Anyways, while I totally wish I could take the credit for inventing this little guy all on my own, I found the idea on a blog called "Baby Rabies" (kind of like when baby fever is out of control. The author now has two children and I'm not sure she has baby rabies anymore, but the name seems to have stuck.) Jill is the one responsible for these fun tulle creations and she is about 100 million (no hyperbole) times more crafty than I am. She is also better at giving directions, so if you want to make this wreath with some good visuals, click here. If you are okay following my directions sans images, keep reading.
(sorry, I was so absorbed in tying knots on my wreath I forgot to document the experience. Brian and I were also watching "Rambo" on TV, and since it was the first time I'd ever seen it, I was kind of absorbed in the movie.)
You will need:
1 12-inch or 14-inch foam wreath
a ball of brown yarn
red, yellow, and orange tulle (about 2.5 yards each)

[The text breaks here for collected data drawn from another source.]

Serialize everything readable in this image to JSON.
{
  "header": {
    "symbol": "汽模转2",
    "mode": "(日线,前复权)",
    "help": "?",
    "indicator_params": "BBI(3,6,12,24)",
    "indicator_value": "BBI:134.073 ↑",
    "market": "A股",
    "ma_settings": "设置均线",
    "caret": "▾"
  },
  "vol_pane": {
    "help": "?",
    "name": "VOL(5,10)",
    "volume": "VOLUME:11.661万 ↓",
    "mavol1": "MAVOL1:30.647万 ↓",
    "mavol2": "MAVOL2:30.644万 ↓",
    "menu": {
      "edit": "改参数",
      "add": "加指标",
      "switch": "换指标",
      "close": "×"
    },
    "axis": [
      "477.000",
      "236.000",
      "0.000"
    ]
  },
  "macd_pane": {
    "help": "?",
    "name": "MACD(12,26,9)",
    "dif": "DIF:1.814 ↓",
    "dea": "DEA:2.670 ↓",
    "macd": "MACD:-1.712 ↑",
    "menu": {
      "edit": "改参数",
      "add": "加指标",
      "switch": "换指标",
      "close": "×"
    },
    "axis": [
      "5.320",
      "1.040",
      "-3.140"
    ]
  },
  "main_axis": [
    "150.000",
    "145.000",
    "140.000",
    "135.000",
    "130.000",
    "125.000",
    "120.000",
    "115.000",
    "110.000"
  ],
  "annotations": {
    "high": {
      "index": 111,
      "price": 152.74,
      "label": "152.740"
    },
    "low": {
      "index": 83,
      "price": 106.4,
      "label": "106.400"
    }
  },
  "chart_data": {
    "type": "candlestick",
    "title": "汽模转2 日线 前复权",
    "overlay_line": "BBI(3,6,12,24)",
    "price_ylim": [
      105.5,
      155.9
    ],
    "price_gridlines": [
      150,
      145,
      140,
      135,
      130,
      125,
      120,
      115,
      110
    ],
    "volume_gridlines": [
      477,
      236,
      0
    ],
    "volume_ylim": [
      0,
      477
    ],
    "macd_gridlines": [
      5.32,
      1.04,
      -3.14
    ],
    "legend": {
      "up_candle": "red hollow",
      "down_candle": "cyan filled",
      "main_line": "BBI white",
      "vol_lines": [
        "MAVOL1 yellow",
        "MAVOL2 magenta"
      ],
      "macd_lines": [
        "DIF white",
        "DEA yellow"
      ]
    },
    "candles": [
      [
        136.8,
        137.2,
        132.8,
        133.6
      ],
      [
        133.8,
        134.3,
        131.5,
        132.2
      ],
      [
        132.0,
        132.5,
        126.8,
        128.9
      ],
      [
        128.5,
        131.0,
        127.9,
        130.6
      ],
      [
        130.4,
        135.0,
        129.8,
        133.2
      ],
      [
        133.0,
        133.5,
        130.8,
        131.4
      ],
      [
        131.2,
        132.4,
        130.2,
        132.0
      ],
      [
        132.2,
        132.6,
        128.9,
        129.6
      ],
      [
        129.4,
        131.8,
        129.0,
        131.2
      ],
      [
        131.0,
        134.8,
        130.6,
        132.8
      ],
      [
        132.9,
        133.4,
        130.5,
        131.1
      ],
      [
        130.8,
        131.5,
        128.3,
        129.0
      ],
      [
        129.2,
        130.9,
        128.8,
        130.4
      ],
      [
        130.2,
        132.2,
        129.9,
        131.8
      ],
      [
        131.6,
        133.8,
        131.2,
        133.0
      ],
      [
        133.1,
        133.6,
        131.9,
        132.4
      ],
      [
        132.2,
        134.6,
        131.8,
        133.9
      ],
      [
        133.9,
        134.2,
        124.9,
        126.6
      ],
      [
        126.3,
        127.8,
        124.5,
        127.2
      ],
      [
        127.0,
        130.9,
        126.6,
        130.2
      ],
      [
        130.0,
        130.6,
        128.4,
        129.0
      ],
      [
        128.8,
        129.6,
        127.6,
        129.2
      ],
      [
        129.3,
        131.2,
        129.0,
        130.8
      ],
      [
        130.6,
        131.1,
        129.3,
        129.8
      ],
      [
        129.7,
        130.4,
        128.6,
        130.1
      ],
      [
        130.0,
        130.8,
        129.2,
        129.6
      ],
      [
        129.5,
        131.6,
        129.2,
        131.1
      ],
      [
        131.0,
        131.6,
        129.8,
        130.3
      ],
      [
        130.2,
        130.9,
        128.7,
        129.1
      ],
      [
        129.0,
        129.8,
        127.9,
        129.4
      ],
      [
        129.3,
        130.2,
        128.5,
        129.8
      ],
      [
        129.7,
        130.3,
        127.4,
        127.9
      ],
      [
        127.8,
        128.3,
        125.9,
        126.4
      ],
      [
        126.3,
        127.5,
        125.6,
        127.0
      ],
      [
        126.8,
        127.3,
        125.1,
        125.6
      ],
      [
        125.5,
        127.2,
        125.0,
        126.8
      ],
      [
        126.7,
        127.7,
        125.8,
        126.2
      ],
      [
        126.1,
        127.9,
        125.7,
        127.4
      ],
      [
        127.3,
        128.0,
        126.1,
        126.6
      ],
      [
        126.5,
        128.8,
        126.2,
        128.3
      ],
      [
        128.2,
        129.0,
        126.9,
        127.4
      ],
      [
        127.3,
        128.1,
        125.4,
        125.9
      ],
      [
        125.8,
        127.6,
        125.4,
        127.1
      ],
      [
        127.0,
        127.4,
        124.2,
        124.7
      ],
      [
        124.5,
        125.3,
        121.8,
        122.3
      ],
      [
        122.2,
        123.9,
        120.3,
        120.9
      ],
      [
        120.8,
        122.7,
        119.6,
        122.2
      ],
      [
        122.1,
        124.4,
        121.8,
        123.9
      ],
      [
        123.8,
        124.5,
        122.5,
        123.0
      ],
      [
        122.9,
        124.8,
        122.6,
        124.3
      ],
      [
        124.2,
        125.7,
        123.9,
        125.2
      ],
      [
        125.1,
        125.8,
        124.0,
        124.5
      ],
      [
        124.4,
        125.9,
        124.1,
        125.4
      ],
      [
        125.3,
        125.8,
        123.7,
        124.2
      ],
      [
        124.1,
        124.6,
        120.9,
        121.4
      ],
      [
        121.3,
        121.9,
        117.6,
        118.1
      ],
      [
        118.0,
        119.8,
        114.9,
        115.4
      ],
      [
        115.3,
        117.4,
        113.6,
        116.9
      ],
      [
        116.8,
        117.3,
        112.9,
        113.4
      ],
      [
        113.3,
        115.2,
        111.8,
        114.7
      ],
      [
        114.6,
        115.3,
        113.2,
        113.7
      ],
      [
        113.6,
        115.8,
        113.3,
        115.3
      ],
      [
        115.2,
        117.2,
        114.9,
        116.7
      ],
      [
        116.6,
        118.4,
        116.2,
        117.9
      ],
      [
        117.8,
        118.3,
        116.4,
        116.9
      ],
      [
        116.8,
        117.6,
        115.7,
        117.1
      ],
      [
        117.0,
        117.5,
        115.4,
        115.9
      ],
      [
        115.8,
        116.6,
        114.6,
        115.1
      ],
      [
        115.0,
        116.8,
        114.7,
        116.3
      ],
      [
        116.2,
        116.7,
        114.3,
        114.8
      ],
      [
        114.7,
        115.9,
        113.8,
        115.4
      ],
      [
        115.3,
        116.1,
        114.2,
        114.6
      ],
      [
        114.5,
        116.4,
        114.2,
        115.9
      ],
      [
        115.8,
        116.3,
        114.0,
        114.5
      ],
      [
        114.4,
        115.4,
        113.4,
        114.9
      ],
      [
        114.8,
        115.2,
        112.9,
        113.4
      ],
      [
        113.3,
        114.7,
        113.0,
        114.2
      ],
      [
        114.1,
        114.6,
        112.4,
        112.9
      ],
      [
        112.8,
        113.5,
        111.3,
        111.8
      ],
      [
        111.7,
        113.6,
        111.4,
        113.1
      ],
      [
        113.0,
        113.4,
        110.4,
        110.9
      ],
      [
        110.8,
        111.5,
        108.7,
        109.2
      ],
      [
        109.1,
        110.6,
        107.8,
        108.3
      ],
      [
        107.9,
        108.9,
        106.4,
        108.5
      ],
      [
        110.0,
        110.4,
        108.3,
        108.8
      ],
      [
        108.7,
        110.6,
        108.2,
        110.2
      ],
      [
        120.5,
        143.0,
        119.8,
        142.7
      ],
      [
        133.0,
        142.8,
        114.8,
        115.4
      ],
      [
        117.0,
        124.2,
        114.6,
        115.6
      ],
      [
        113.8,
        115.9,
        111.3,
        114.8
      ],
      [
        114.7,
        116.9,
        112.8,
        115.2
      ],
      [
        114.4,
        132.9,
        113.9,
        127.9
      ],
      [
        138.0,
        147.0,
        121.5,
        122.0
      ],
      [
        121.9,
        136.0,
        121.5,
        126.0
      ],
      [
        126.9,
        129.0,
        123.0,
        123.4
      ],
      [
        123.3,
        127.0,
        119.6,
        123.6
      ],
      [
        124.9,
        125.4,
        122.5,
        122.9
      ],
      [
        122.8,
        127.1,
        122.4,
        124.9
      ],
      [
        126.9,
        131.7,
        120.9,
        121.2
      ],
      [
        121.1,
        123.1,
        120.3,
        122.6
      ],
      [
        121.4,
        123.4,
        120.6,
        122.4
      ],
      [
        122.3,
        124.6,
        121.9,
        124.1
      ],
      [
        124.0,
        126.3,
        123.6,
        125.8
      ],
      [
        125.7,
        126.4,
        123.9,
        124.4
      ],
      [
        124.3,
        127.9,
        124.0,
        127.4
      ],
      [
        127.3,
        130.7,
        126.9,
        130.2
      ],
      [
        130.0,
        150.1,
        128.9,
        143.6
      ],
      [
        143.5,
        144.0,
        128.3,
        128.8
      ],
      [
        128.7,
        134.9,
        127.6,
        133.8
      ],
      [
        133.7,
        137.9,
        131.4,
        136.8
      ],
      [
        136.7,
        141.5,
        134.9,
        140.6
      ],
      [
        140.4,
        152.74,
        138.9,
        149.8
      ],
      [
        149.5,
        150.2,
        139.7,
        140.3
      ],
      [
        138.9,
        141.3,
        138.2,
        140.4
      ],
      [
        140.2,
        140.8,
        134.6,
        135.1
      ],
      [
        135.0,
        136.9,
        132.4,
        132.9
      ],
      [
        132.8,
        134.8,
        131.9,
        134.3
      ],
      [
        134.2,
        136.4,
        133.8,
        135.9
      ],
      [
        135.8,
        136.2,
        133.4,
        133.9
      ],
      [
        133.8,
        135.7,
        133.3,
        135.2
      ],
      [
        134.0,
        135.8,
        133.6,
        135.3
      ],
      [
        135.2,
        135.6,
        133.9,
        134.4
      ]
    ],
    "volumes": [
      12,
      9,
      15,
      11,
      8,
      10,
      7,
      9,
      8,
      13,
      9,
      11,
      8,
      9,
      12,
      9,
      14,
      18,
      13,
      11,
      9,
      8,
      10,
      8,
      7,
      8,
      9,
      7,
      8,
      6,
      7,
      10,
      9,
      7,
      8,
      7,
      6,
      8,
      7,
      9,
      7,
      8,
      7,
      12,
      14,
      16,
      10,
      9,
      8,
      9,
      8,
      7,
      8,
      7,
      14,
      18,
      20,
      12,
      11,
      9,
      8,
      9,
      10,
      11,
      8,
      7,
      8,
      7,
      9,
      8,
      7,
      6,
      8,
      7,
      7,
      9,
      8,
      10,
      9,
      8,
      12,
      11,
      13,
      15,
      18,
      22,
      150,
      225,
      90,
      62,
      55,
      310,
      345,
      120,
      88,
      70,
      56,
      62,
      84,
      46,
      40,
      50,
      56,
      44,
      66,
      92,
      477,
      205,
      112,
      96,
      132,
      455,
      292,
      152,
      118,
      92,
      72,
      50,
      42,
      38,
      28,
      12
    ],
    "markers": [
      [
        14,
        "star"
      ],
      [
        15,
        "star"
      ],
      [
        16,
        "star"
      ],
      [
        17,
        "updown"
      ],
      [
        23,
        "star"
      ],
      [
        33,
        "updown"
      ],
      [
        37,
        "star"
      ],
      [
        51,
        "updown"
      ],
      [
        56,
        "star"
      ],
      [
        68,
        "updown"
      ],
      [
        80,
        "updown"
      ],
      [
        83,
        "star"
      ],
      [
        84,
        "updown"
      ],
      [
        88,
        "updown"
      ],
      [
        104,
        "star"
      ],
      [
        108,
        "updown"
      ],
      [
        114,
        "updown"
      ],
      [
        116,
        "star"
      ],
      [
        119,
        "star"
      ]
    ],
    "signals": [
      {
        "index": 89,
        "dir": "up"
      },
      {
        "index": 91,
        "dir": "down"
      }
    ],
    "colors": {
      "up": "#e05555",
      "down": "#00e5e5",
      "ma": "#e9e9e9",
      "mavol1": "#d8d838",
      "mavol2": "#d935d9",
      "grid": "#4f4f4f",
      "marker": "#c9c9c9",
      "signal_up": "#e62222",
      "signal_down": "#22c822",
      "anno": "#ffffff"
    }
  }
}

a foam triangle-cylinder for the beak (these are right next to the foam
foam balls for the eyes
a sheet of red foamy paper (the squishy kind. Extra points if one side is
Your trusty glue gun
floral pins and ribbon (if you are hanging it on a wreath hook like I did)
black and yellow acrylic paint
Okay, after you've put the children to bed and have poured yourself a healthy glass of vino, start the following:
Paint eyes on your foam balls. Set aside to dry.
Paint the foam triangular thing with yellow paint. Also set aside to dry.
Remove the plastic from the wreath, and start wrapping 1/3 of the wreath in brown yarn. This part is really boring, so I suggest watching a cheesy movie from the 80s to keep yourself from falling asleep. Wrap the yarn tightly so there is no white of the wreath showing through. You can hot glue the ends, or just wrap them with extra yarn.
Once the body of the turkey is done, begin with the tulle. You'll need about 12 inches of tulle per knot, and I alternated between 12 reds, 12 oranges, and 12 yellows. Just like with the monster wreath, simply tie each 12" piece of tulle around the wreath in a double knot. If the ends are not all even, don't fret; you can give the little guy a hair cut when you are all done. Just make sure all of the knots are even with each other and line up well.
Once the entire body of the turkey is covered in either yarn or tulle, attach the eyes. I'm no good with tooth picks, so I went to the good stuff: floral pins. Using wire cutters, I cut each pin so it was just one straight piece, and then poked it through the eye. I then jabbed it into the wreath. My eyes were a little googley (it was quite unsettling, really - the eyes seemed to follow me as I moved through the room) so I adhered them with a drop of hot glue on the back side. I lost several finger prints (again) in the process, but I'll be damned if those eyes are going to move on me.
Cut a long cord of red foam and drape it over the beak. If it's already sticky on one side, you won't need to use glue to attach it. Then, with another floral wire, poke the beak into the wreath and voila! Mr. Turkey Wreath is just about done.
We have a hook on our door, so I needed to put a ribbon on the back of my wreath in order to hang it. As I learned from the monster wreath on October, hot glue is only minimally helpful. Instead of trying to glue the ribbon on the back, I jammed more floral pins into the ribbon, and then into the back of the wreath, and you know what? That wreath isn't going anywhere. God bless floral pins.
So I hope you enjoy making a turkey wreath this season! Brian has this strange, sentimental affinity for Thanksgiving - he really feels like it gets overlooked between Halloween and Christmas. He seemed pleased that I made something that honors this holiday, which made me feel good. Even Scotty was excited to meet the turkey the next morning. I believe the exact quote was, "Oh Mom. You did some nice work!" And as we all know, pleasing a three-year old is next to impossible, so I'll take what I can get.